Tenía que embarcar para un país lejano y el buque zarpaba de Londres al cabo de uno o dos días. No podía esperar. Aparentaba ser todo un caballero. Creo que era hermano de su padre, señorita.

-¿A qué país se iba, Bessie?

-A una isla a miles de millas de aquí: un sitio que produce vino. Me lo dijo el mayordomo.

-¿Madeira? -sugerí. -Madeira: eso es. -¿Y se fue, dices?

-Sí: sólo estuvo unos minutos en la casa. La señora lo recibió con mucha altivez y cuando se marchó dijo que era «un vil mercader». Mi Robert cree que debe ser exportador de vinos.

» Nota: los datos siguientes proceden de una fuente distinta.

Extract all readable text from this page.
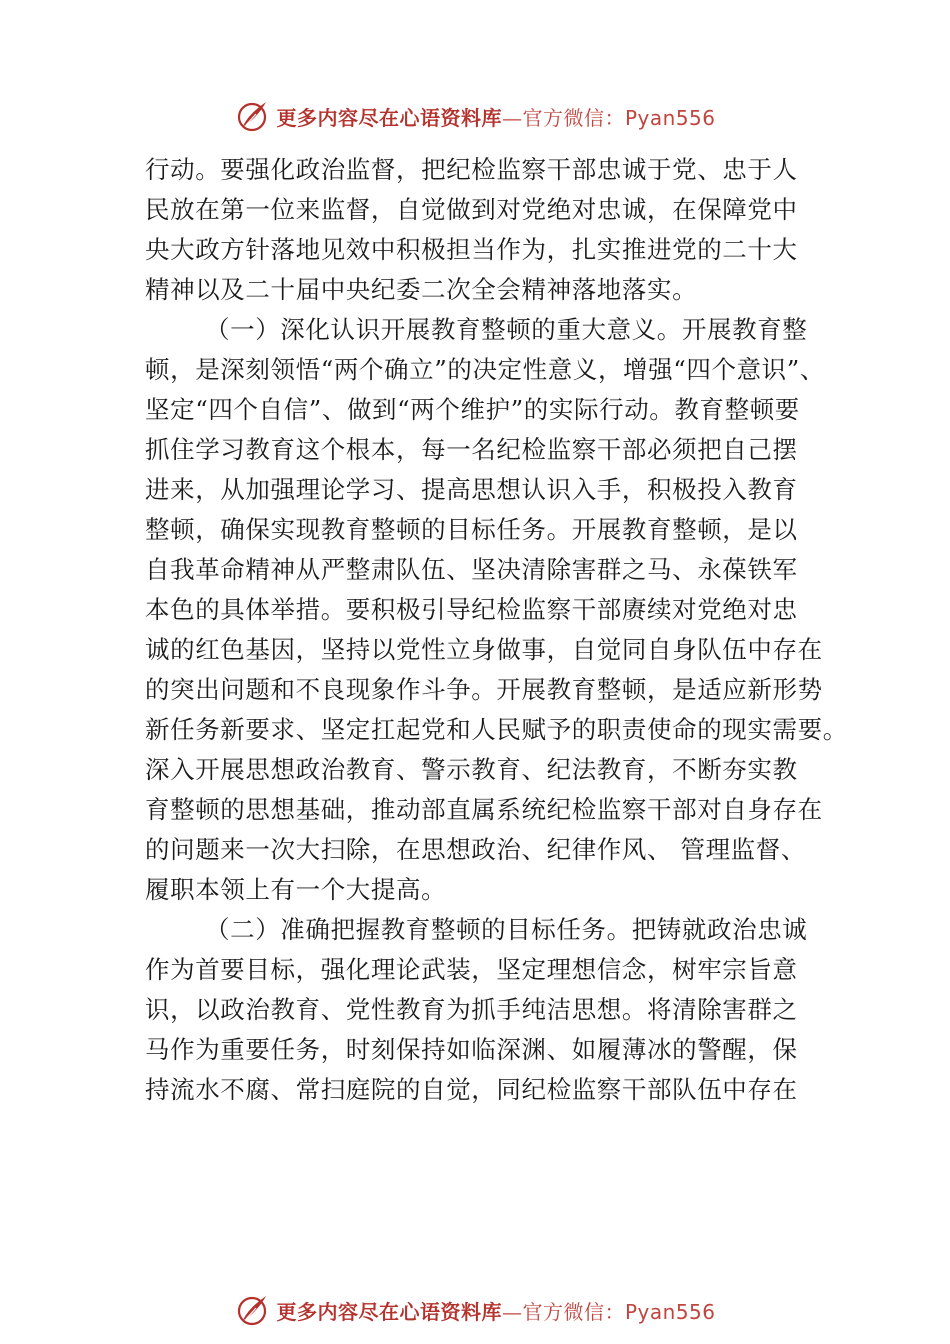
更多内容尽在心语资料库—官方微信：Pyan556
行动。要强化政治监督，把纪检监察干部忠诚于党、忠于人
民放在第一位来监督，自觉做到对党绝对忠诚，在保障党中
央大政方针落地见效中积极担当作为，扎实推进党的二十大
精神以及二十届中央纪委二次全会精神落地落实。
（一）深化认识开展教育整顿的重大意义。开展教育整
顿，是深刻领悟“两个确立”的决定性意义，增强“四个意识”、
坚定“四个自信”、做到“两个维护”的实际行动。教育整顿要
抓住学习教育这个根本，每一名纪检监察干部必须把自己摆
进来，从加强理论学习、提高思想认识入手，积极投入教育
整顿，确保实现教育整顿的目标任务。开展教育整顿，是以
自我革命精神从严整肃队伍、坚决清除害群之马、永葆铁军
本色的具体举措。要积极引导纪检监察干部赓续对党绝对忠
诚的红色基因，坚持以党性立身做事，自觉同自身队伍中存在
的突出问题和不良现象作斗争。开展教育整顿，是适应新形势
新任务新要求、坚定扛起党和人民赋予的职责使命的现实需要。
深入开展思想政治教育、警示教育、纪法教育，不断夯实教
育整顿的思想基础，推动部直属系统纪检监察干部对自身存在
的问题来一次大扫除，在思想政治、纪律作风、 管理监督、
履职本领上有一个大提高。
（二）准确把握教育整顿的目标任务。把铸就政治忠诚
作为首要目标，强化理论武装，坚定理想信念，树牢宗旨意
识，以政治教育、党性教育为抓手纯洁思想。将清除害群之
马作为重要任务，时刻保持如临深渊、如履薄冰的警醒，保
持流水不腐、常扫庭院的自觉，同纪检监察干部队伍中存在
更多内容尽在心语资料库—官方微信：Pyan556
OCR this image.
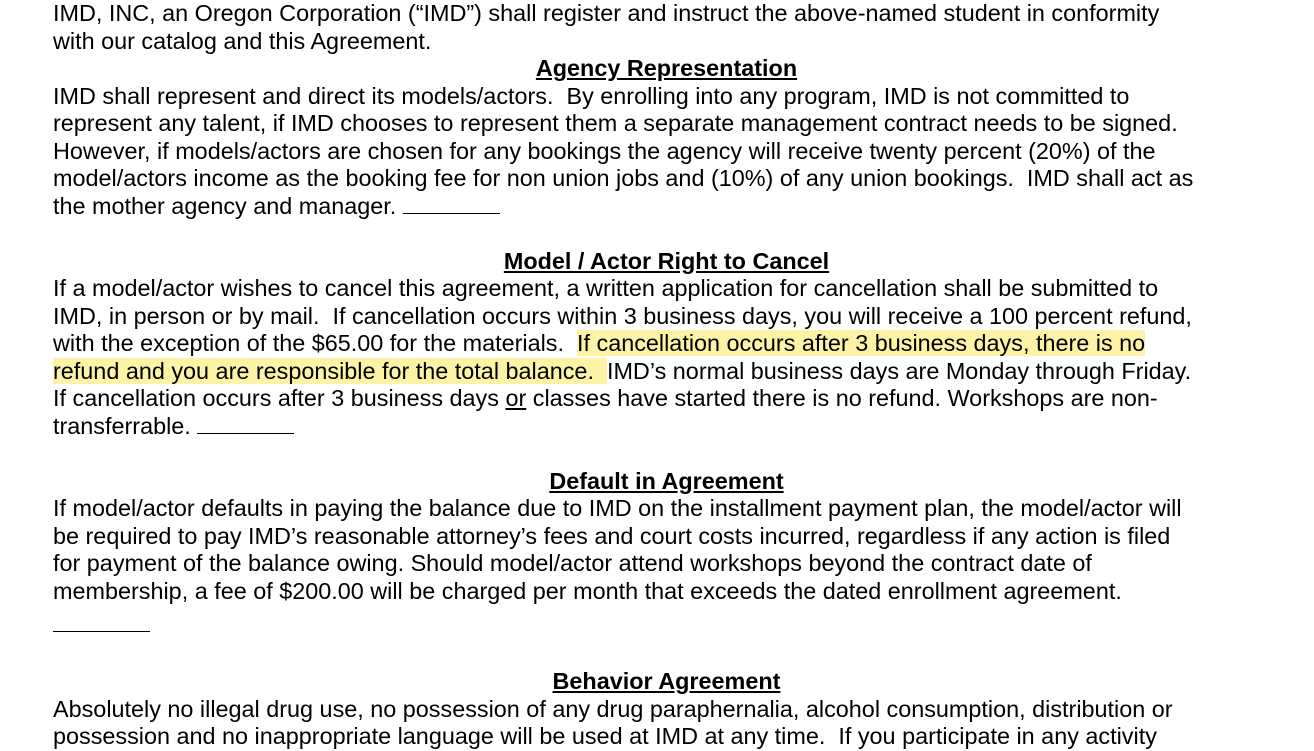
IMD, INC, an Oregon Corporation (“IMD”) shall register and instruct the above-named student in conformity
with our catalog and this Agreement.
Agency Representation
IMD shall represent and direct its models/actors.  By enrolling into any program, IMD is not committed to
represent any talent, if IMD chooses to represent them a separate management contract needs to be signed.
However, if models/actors are chosen for any bookings the agency will receive twenty percent (20%) of the
model/actors income as the booking fee for non union jobs and (10%) of any union bookings.  IMD shall act as
the mother agency and manager.
Model / Actor Right to Cancel
If a model/actor wishes to cancel this agreement, a written application for cancellation shall be submitted to
IMD, in person or by mail.  If cancellation occurs within 3 business days, you will receive a 100 percent refund,
with the exception of the $65.00 for the materials.  If cancellation occurs after 3 business days, there is no
refund and you are responsible for the total balance.  IMD’s normal business days are Monday through Friday.
If cancellation occurs after 3 business days or classes have started there is no refund. Workshops are non-
transferrable.
Default in Agreement
If model/actor defaults in paying the balance due to IMD on the installment payment plan, the model/actor will
be required to pay IMD’s reasonable attorney’s fees and court costs incurred, regardless if any action is filed
for payment of the balance owing. Should model/actor attend workshops beyond the contract date of
membership, a fee of $200.00 will be charged per month that exceeds the dated enrollment agreement.
Behavior Agreement
Absolutely no illegal drug use, no possession of any drug paraphernalia, alcohol consumption, distribution or
possession and no inappropriate language will be used at IMD at any time.  If you participate in any activity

Durante más de una hora, Bessie y yo hablamos de los viejos tiempos. Luego tuvo que dejarme. A la mañana siguiente la vi durante un momento en Lowton, mien­tras esperaba la diligencia. Nos separamos, al fin, en la puerta de la posada de Brocklehurst. Ella tomó el cami­no de Lowood Fell para esperar el coche que la conduci­ría a Gateshead. Yo subí al carruaje que iba a llevarme hacia una nueva vida y una nueva tarea en los descono­cidos alrededores de Millcote.